Deutschland hat in den letzten Jahrzehnten massiv CO2 eingespart, ist quasi Weltmeister bei den erneuerbaren Energien - für ein Industrieland, das auch massiv exportiert und davon lebt.
Also keine allzu ideologischen Argumente vorbringen.

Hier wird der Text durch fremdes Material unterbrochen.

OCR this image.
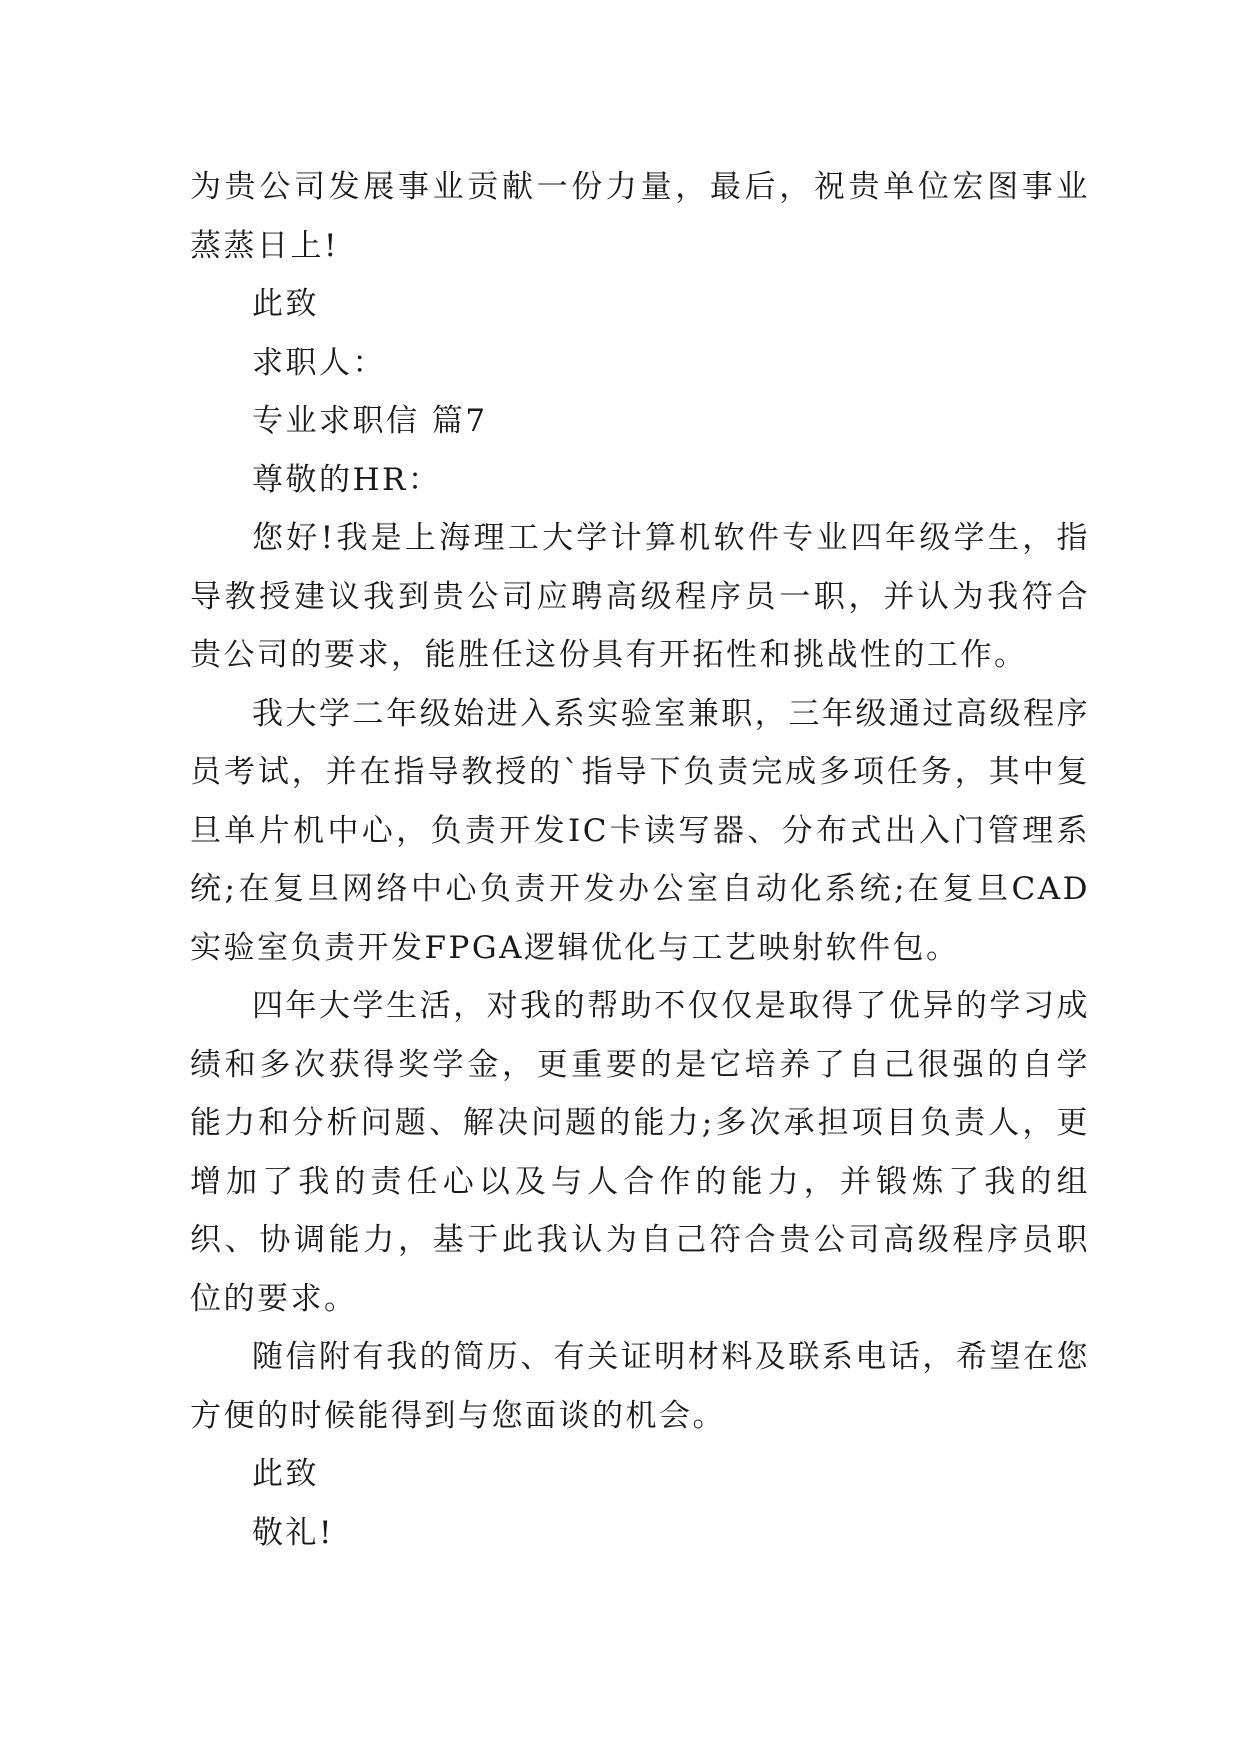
为贵公司发展事业贡献一份力量，最后，祝贵单位宏图事业蒸蒸日上!

此致

求职人：

专业求职信 篇7

尊敬的HR：

您好!我是上海理工大学计算机软件专业四年级学生，指导教授建议我到贵公司应聘高级程序员一职，并认为我符合贵公司的要求，能胜任这份具有开拓性和挑战性的工作。

我大学二年级始进入系实验室兼职，三年级通过高级程序员考试，并在指导教授的`指导下负责完成多项任务，其中复旦单片机中心，负责开发IC卡读写器、分布式出入门管理系统;在复旦网络中心负责开发办公室自动化系统;在复旦CAD实验室负责开发FPGA逻辑优化与工艺映射软件包。

四年大学生活，对我的帮助不仅仅是取得了优异的学习成绩和多次获得奖学金，更重要的是它培养了自己很强的自学能力和分析问题、解决问题的能力;多次承担项目负责人，更增加了我的责任心以及与人合作的能力，并锻炼了我的组织、协调能力，基于此我认为自己符合贵公司高级程序员职位的要求。

随信附有我的简历、有关证明材料及联系电话，希望在您方便的时候能得到与您面谈的机会。

此致

敬礼!
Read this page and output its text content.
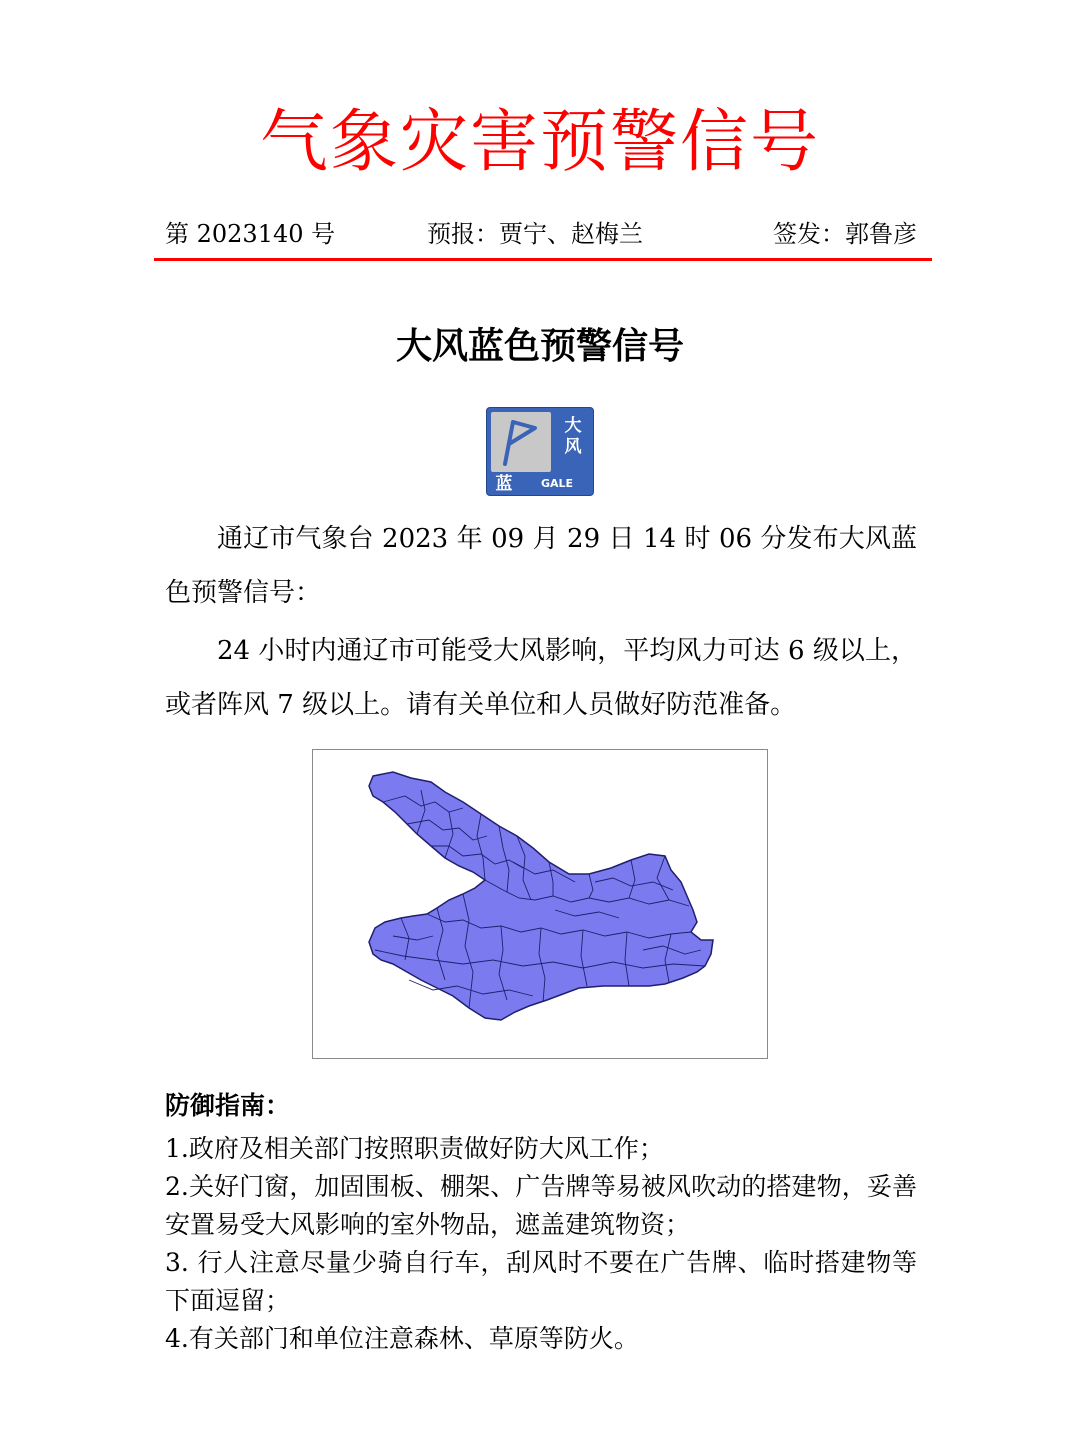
气象灾害预警信号
第 2023140 号	预报：贾宁、赵梅兰	签发：郭鲁彦
大风蓝色预警信号
大风
蓝	GALE

通辽市气象台 2023 年 09 月 29 日 14 时 06 分发布大风蓝色预警信号：

24 小时内通辽市可能受大风影响，平均风力可达 6 级以上，或者阵风 7 级以上。请有关单位和人员做好防范准备。

防御指南：
1.政府及相关部门按照职责做好防大风工作；
2.关好门窗，加固围板、棚架、广告牌等易被风吹动的搭建物，妥善安置易受大风影响的室外物品，遮盖建筑物资；
3. 行人注意尽量少骑自行车，刮风时不要在广告牌、临时搭建物等下面逗留；
4.有关部门和单位注意森林、草原等防火。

Das Wahlvolk wurde also mal wieder belogen und betrogen! Wesentliche Informationen, die die Budgets ganzer Industriezweige und die jedes einzelnen Bürgers fundamental betreffen, werden so lange unter Verschluss gehalten, bis das Wahlvolk keine Möglichkeit mehr hat, darauf zu reagieren. Nach den blumigen Versprechen im Wahlkampf kommen jetzt die harten Fakten, i.e. die Quittung für die verfehlte Klimapolitik der letzten 30-40 Jahre, die meiste Zeit mit CDU-Beteiligung. Schluss jetzt mit dem ewigen "Weiter so". Wir und die Welt sind am Anschlag. Höchste Zeit für eine faktenorientierte Diskussion. Es geht nicht um Laschet oder Nicht-Laschet. Es geht um unseren Hals. Wird höchste Zeit, die notwendige Reaktion auf die Fakten auch personell zu untermauern. Eine Kanzlerin Bearbock wäre die Antwort gewesen, aber die wurde ja medial demontiert. Also bleibt alles beim Alten. Zum Ko....Und das schreibt kein Grünenfan.